Below is a selected list of major research studies and/or findings:
1982, the first peer-reviewed scientific paper about mindfulness meditation for chronic pain patients was published in General Hospital Psychiatry by Jon Kabat-Zinn, PhD, based on data gathered in the first years of the Stress Reduction Program at UMass Memorial Medical Center. Other papers describing patient outcomes followed in 1985, 1986, 1988, 1992, 1995, and 1997.
1992, the Inner-City Stress Reduction Clinic began, offering a free stress reduction program for lower-income, inner-city participants in Worcester, MA. The program and associated study continued for seven years, with over 500 people completing the program.
1992, the Massachusetts Committee on Criminal Justice funded a $1M project to bring MBSR to the state prison population. This program continued for 4 years and served 1,350 inmates. In 2006, Marlene Samuelson, PhD, along with James Carmody, PhD, et al, published in Prison Journal, the results, showing substantial reductions in hostility and mood disturbance, and increases in self-esteem.
1998, Jon Kabat-Zinn and colleagues published a randomized trial in Psychosomatic Medicine demonstrating a four-fold increase in the rate of skin clearing in patients with psoriasis practicing mindfulness, while receiving phototherapy.

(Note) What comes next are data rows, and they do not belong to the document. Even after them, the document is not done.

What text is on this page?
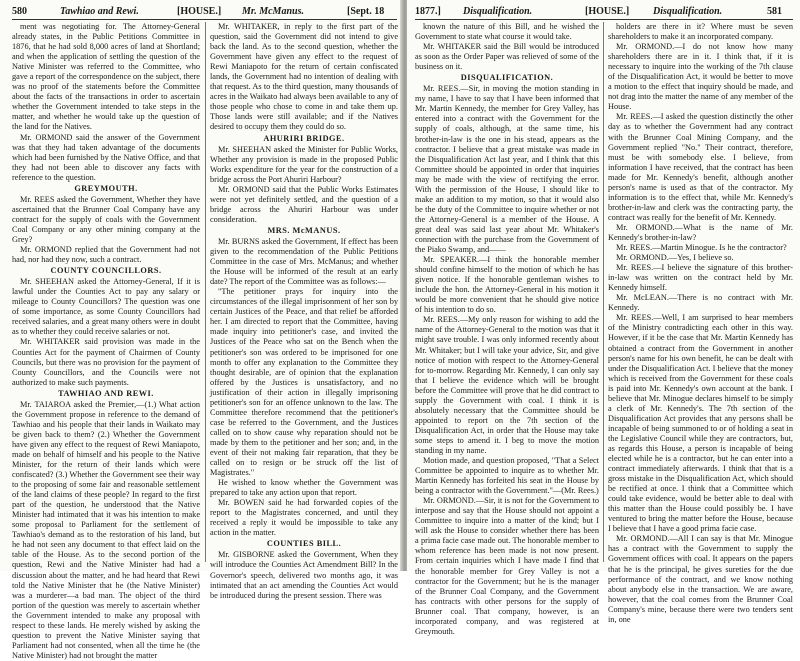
580	Tawhiao and Rewi.	[HOUSE.] Mr. McManus.	[Sept. 18

ment was negotiating for. The Attorney-General already states, in the Public Petitions Committee in 1876, that he had sold 8,000 acres of land at Shortland; and when the application of settling the question of the Native Minister was referred to the Committee, who gave a report of the correspondence on the subject, there was no proof of the statements before the Committee about the facts of the transactions in order to ascertain whether the Government intended to take steps in the matter, and whether he would take up the question of the land for the Natives.

Mr. ORMOND said the answer of the Government was that they had taken advantage of the documents which had been furnished by the Native Office, and that they had not been able to discover any facts with reference to the question.

GREYMOUTH.

Mr. REES asked the Government, Whether they have ascertained that the Brunner Coal Company have any contract for the supply of coals with the Government Coal Company or any other mining company at the Grey?

Mr. ORMOND replied that the Government had not had, nor had they now, such a contract.

COUNTY COUNCILLORS.

Mr. SHEEHAN asked the Attorney-General, If it is lawful under the Counties Act to pay any salary or mileage to County Councillors? The question was one of some importance, as some County Councillors had received salaries, and a great many others were in doubt as to whether they could receive salaries or not.

Mr. WHITAKER said provision was made in the Counties Act for the payment of Chairmen of County Councils, but there was no provision for the payment of County Councillors, and the Councils were not authorized to make such payments.

TAWHIAO AND REWI.

Mr. TAIAROA asked the Premier,—(1.) What action the Government propose in reference to the demand of Tawhiao and his people that their lands in Waikato may be given back to them? (2.) Whether the Government have given any effect to the request of Rewi Maniapoto, made on behalf of himself and his people to the Native Minister, for the return of their lands which were confiscated? (3.) Whether the Government see their way to the proposing of some fair and reasonable settlement of the land claims of these people? In regard to the first part of the question, he understood that the Native Minister had intimated that it was his intention to make some proposal to Parliament for the settlement of Tawhiao's demand as to the restoration of his land, but he had not seen any document to that effect laid on the table of the House. As to the second portion of the question, Rewi and the Native Minister had had a discussion about the matter, and he had heard that Rewi told the Native Minister that he (the Native Minister) was a murderer—a bad man. The object of the third portion of the question was merely to ascertain whether the Government intended to make any proposal with respect to these lands. He merely wished by asking the question to prevent the Native Minister saying that Parliament had not consented, when all the time he (the Native Minister) had not brought the matter

Mr. WHITAKER, in reply to the first part of the question, said the Government did not intend to give back the land. As to the second question, whether the Government have given any effect to the request of Rewi Maniapoto for the return of certain confiscated lands, the Government had no intention of dealing with that request. As to the third question, many thousands of acres in the Waikato had always been available to any of those people who chose to come in and take them up. Those lands were still available; and if the Natives desired to occupy them they could do so.

AHURIRI BRIDGE.

Mr. SHEEHAN asked the Minister for Public Works, Whether any provision is made in the proposed Public Works expenditure for the year for the construction of a bridge across the Port Ahuriri Harbour?

Mr. ORMOND said that the Public Works Estimates were not yet definitely settled, and the question of a bridge across the Ahuriri Harbour was under consideration.

MRS. McMANUS.

Mr. BURNS asked the Government, If effect has been given to the recommendation of the Public Petitions Committee in the case of Mrs. McManus; and whether the House will be informed of the result at an early date? The report of the Committee was as follows:—

"The petitioner prays for inquiry into the circumstances of the illegal imprisonment of her son by certain Justices of the Peace, and that relief be afforded her. I am directed to report that the Committee, having made inquiry into petitioner's case, and invited the Justices of the Peace who sat on the Bench when the petitioner's son was ordered to be imprisoned for one month to offer any explanation to the Committee they thought desirable, are of opinion that the explanation offered by the Justices is unsatisfactory, and no justification of their action in illegally imprisoning petitioner's son for an offence unknown to the law. The Committee therefore recommend that the petitioner's case be referred to the Government, and the Justices called on to show cause why reparation should not be made by them to the petitioner and her son; and, in the event of their not making fair reparation, that they be called on to resign or be struck off the list of Magistrates."

He wished to know whether the Government was prepared to take any action upon that report.

Mr. BOWEN said he had forwarded copies of the report to the Magistrates concerned, and until they received a reply it would be impossible to take any action in the matter.

COUNTIES BILL.

Mr. GISBORNE asked the Government, When they will introduce the Counties Act Amendment Bill? In the Governor's speech, delivered two months ago, it was intimated that an act amending the Counties Act would be introduced during the present session. There was

1877.] Disqualification.	[HOUSE.] Disqualification.	581

known the nature of this Bill, and he wished the Government to state what course it would take.

Mr. WHITAKER said the Bill would be introduced as soon as the Order Paper was relieved of some of the business on it.

DISQUALIFICATION.

Mr. REES.—Sir, in moving the motion standing in my name, I have to say that I have been informed that Mr. Martin Kennedy, the member for Grey Valley, has entered into a contract with the Government for the supply of coals, although, at the same time, his brother-in-law is the one in his stead, appears as the contractor. I believe that a great mistake was made in the Disqualification Act last year, and I think that this Committee should be appointed in order that inquiries may be made with the view of rectifying the error. With the permission of the House, I should like to make an addition to my motion, so that it would also be the duty of the Committee to inquire whether or not the Attorney-General is a member of the House. A great deal was said last year about Mr. Whitaker's connection with the purchase from the Government of the Piako Swamp, and——

Mr. SPEAKER.—I think the honorable member should confine himself to the motion of which he has given notice. If the honorable gentleman wishes to include the hon. the Attorney-General in his motion it would be more convenient that he should give notice of his intention to do so.

Mr. REES.—My only reason for wishing to add the name of the Attorney-General to the motion was that it might save trouble. I was only informed recently about Mr. Whitaker; but I will take your advice, Sir, and give notice of motion with respect to the Attorney-General for to-morrow. Regarding Mr. Kennedy, I can only say that I believe the evidence which will be brought before the Committee will prove that he did contract to supply the Government with coal. I think it is absolutely necessary that the Committee should be appointed to report on the 7th section of the Disqualification Act, in order that the House may take some steps to amend it. I beg to move the motion standing in my name.

Motion made, and question proposed, "That a Select Committee be appointed to inquire as to whether Mr. Martin Kennedy has forfeited his seat in the House by being a contractor with the Government."—(Mr. Rees.)

Mr. ORMOND.—Sir, it is not for the Government to interpose and say that the House should not appoint a Committee to inquire into a matter of the kind; but I will ask the House to consider whether there has been a prima facie case made out. The honorable member to whom reference has been made is not now present. From certain inquiries which I have made I find that the honorable member for Grey Valley is not a contractor for the Government; but he is the manager of the Brunner Coal Company, and the Government has contracts with other persons for the supply of Brunner coal. That company, however, is an incorporated company, and was registered at Greymouth.

holders are there in it? Where must be seven shareholders to make it an incorporated company.

Mr. ORMOND.—I do not know how many shareholders there are in it. I think that, if it is necessary to inquire into the working of the 7th clause of the Disqualification Act, it would be better to move a motion to the effect that inquiry should be made, and not drag into the matter the name of any member of the House.

Mr. REES.—I asked the question distinctly the other day as to whether the Government had any contract with the Brunner Coal Mining Company, and the Government replied "No." Their contract, therefore, must be with somebody else. I believe, from information I have received, that the contract has been made for Mr. Kennedy's benefit, although another person's name is used as that of the contractor. My information is to the effect that, while Mr. Kennedy's brother-in-law and clerk was the contracting party, the contract was really for the benefit of Mr. Kennedy.

Mr. ORMOND.—What is the name of Mr. Kennedy's brother-in-law?

Mr. REES.—Martin Minogue. Is he the contractor?

Mr. ORMOND.—Yes, I believe so.

Mr. REES.—I believe the signature of this brother-in-law was written on the contract held by Mr. Kennedy himself.

Mr. McLEAN.—There is no contract with Mr. Kennedy.

Mr. REES.—Well, I am surprised to hear members of the Ministry contradicting each other in this way. However, if it be the case that Mr. Martin Kennedy has obtained a contract from the Government in another person's name for his own benefit, he can be dealt with under the Disqualification Act. I believe that the money which is received from the Government for these coals is paid into Mr. Kennedy's own account at the bank. I believe that Mr. Minogue declares himself to be simply a clerk of Mr. Kennedy's. The 7th section of the Disqualification Act provides that any persons shall be incapable of being summoned to or of holding a seat in the Legislative Council while they are contractors, but, as regards this House, a person is incapable of being elected while he is a contractor, but he can enter into a contract immediately afterwards. I think that that is a gross mistake in the Disqualification Act, which should be rectified at once. I think that a Committee which could take evidence, would be better able to deal with this matter than the House could possibly be. I have ventured to bring the matter before the House, because I believe that I have a good prima facie case.

Mr. ORMOND.—All I can say is that Mr. Minogue has a contract with the Government to supply the Government offices with coal. It appears on the papers that he is the principal, he gives sureties for the due performance of the contract, and we know nothing about anybody else in the transaction. We are aware, however, that the coal comes from the Brunner Coal Company's mine, because there were two tenders sent in, one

2003, with Richard Davidson, PhD, Jon Kabat-Zinn and colleagues published a study in Psychosomatic Medicine showing positive changes in brain activity, emotional processing under stress, and immune function in people taking an MBSR course in a corporate work setting in a randomized clinical trial.
2003, the Center received the first federally funded DOD grant to study stress reduction and prostate cancer; James Carmody, PhD, principal investigator.

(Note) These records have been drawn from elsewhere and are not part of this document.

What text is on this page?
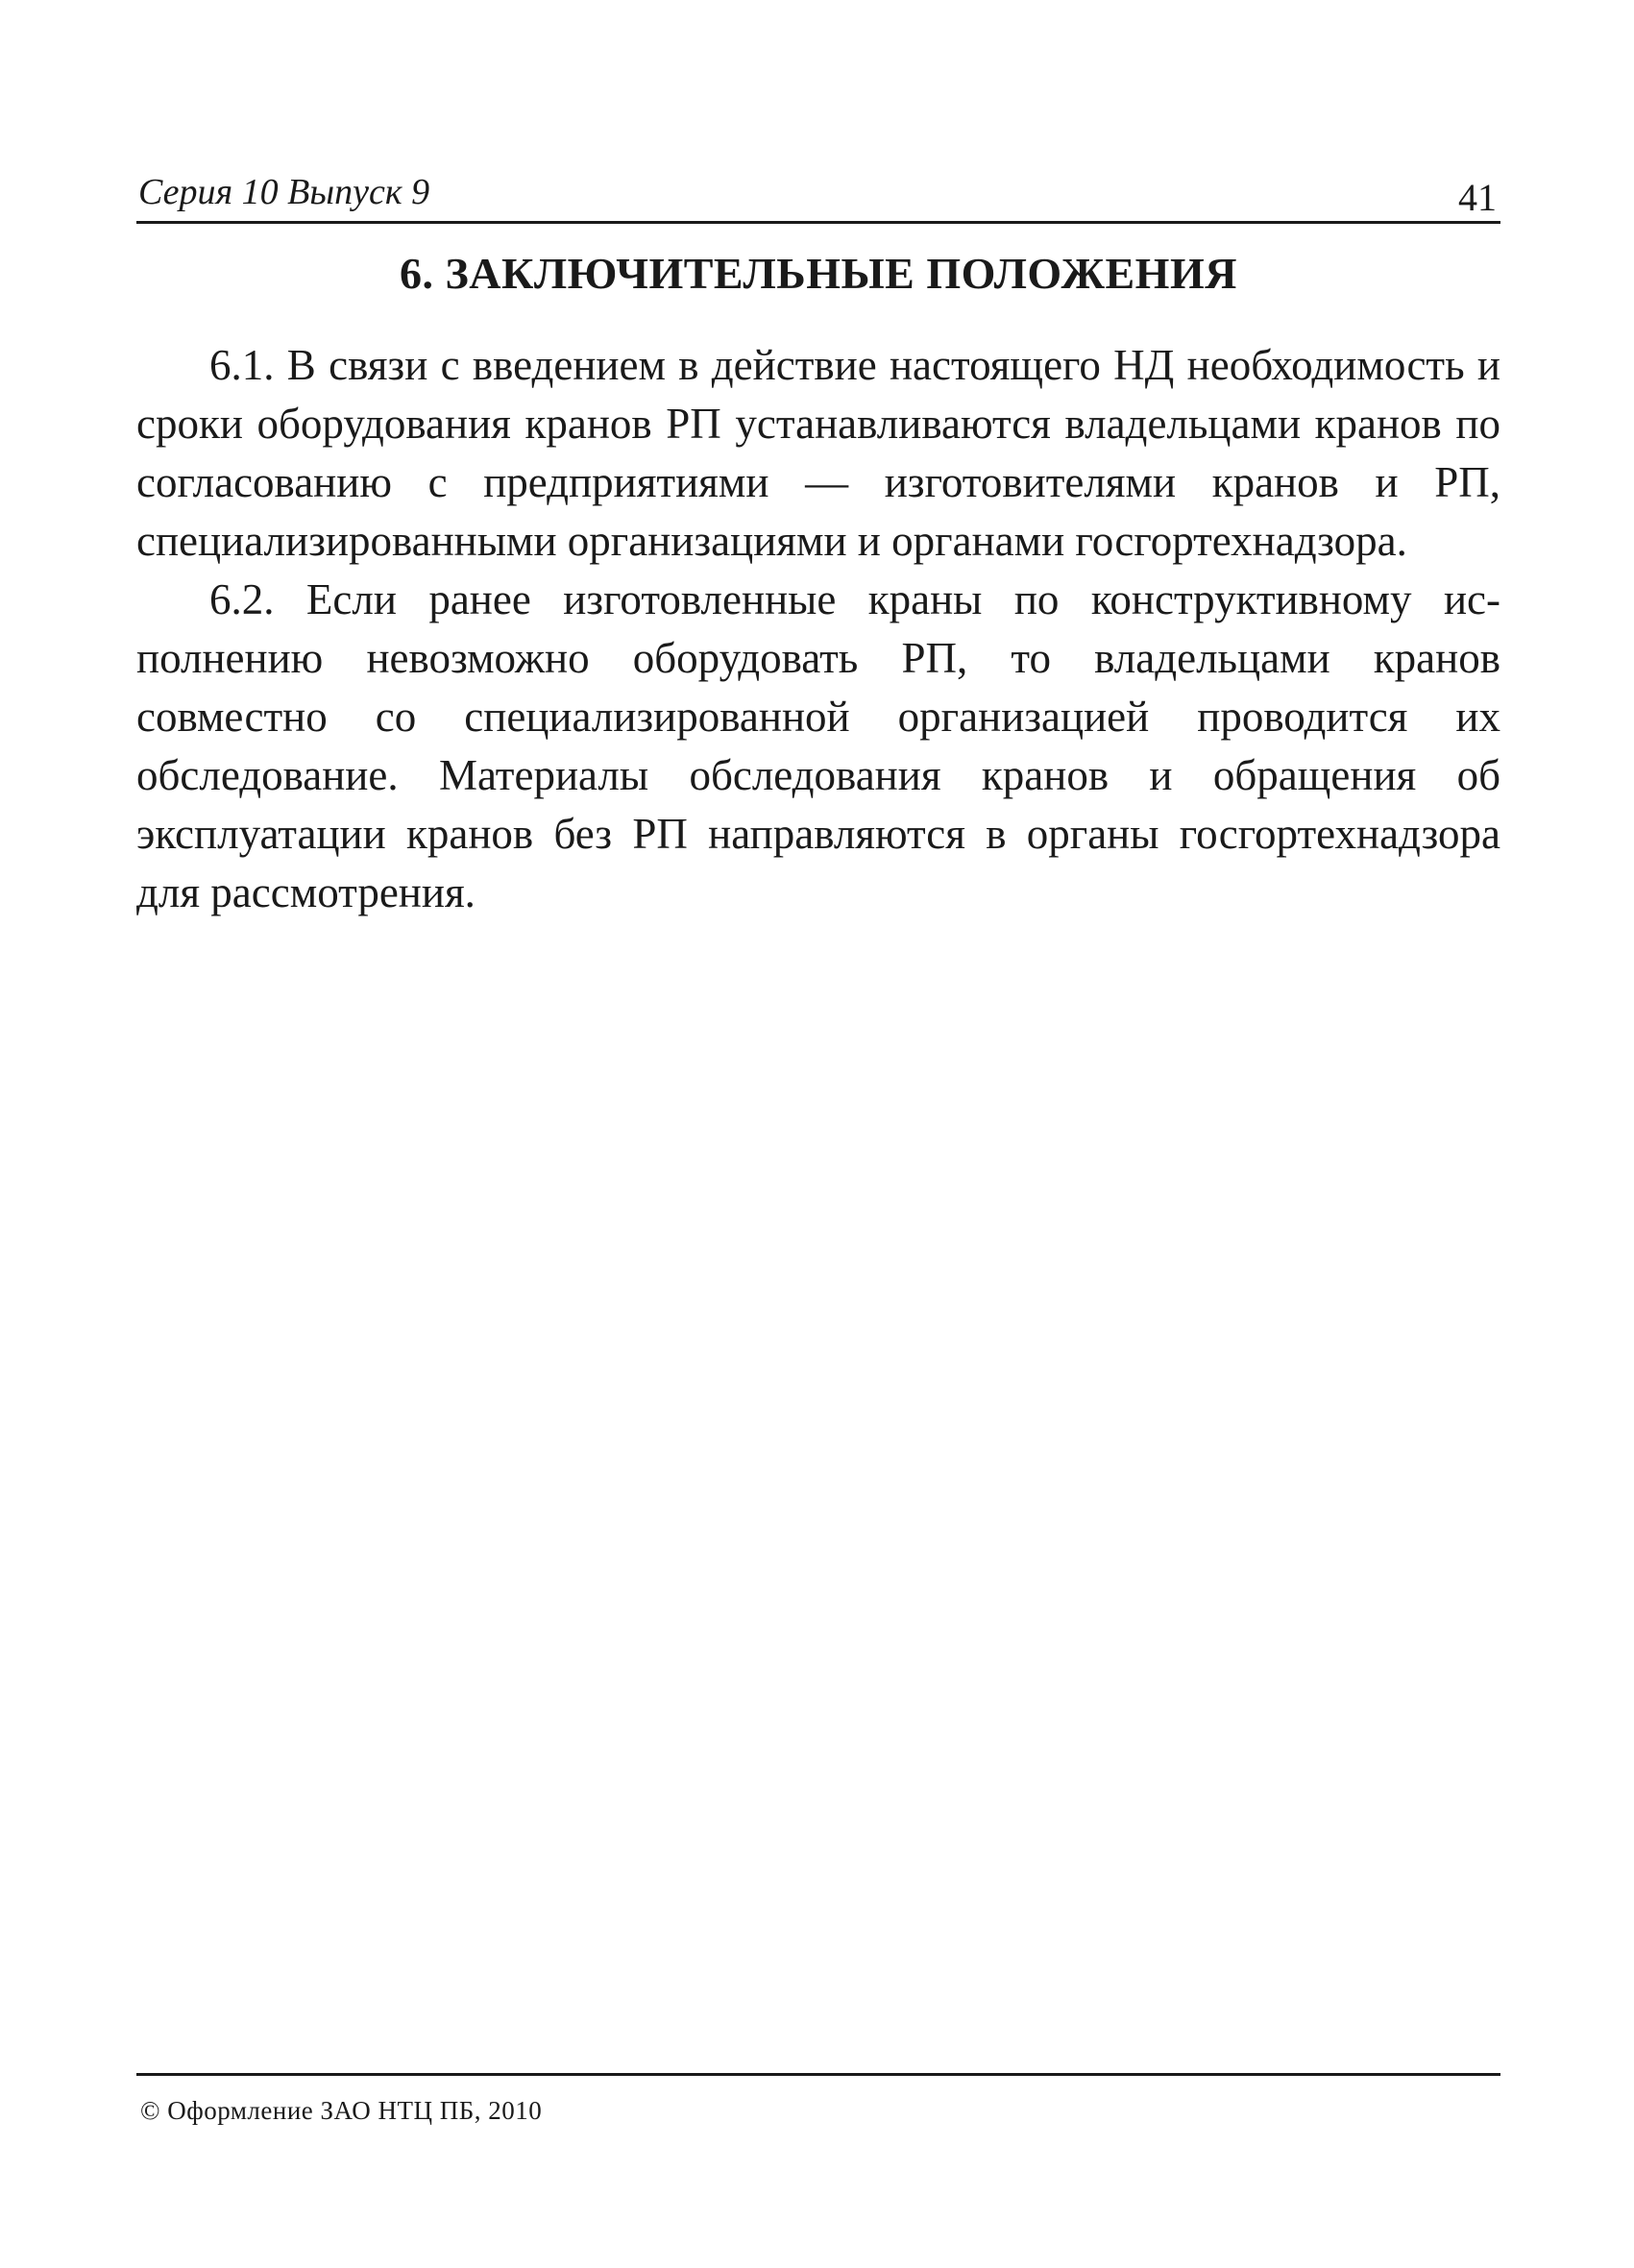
Серия 10 Выпуск 9	41
6. ЗАКЛЮЧИТЕЛЬНЫЕ ПОЛОЖЕНИЯ

6.1. В связи с введением в действие настоящего НД необходимость и сроки оборудования кранов РП устанавливаются владельцами кранов по согласованию с предприятиями — изготовителями кранов и РП, специализированными организациями и органами госгортехнадзора.

6.2. Если ранее изготовленные краны по конструктивному исполнению невозможно оборудовать РП, то владельцами кранов совместно со специализированной организацией проводится их обследование. Материалы обследования кранов и обращения об эксплуатации кранов без РП направляются в органы госгортехнадзора для рассмотрения.

© Оформление ЗАО НТЦ ПБ, 2010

2006, the Center’s clinical research infrastructure supported two NIH-funded studies of MBSR for hot flashes and asthma in adult populations. James Carmody, PhD, and Lori Pbert, PhD, principal investigators. Pilot data from the hot flash study suggested preliminary positive evidence of the feasibility and efficacy of MBSR in supporting women who are experiencing severe hot flashes. Data from the asthma study suggested MBSR produced lasting and clinically significant improvements in asthma-related quality of life and stress in patients with persistent asthma, without improvements in lung function.
2008, Drs. David Ludwig and Jon Kabat-Zinn published the “Mindfulness in Medicine” article in the Journal of the American Medical Association exploring clinical applications, research challenges, and possible mechanisms of action.
2011, Drs. Britta Hölzel, James Carmody, et al, published “Mindfulness practice leads to increases in regional brain gray matter density” in Psychiatry Research. Anatomical magnetic resonance (MR) images from 16 healthy, meditation-naïve participants were obtained before and after they underwent the 8-week program. The results suggested that participation in MBSR is associated with changes in gray matter concentration in brain regions involved in learning and memory processes, emotion regulation, self-referential processing, and perspective taking.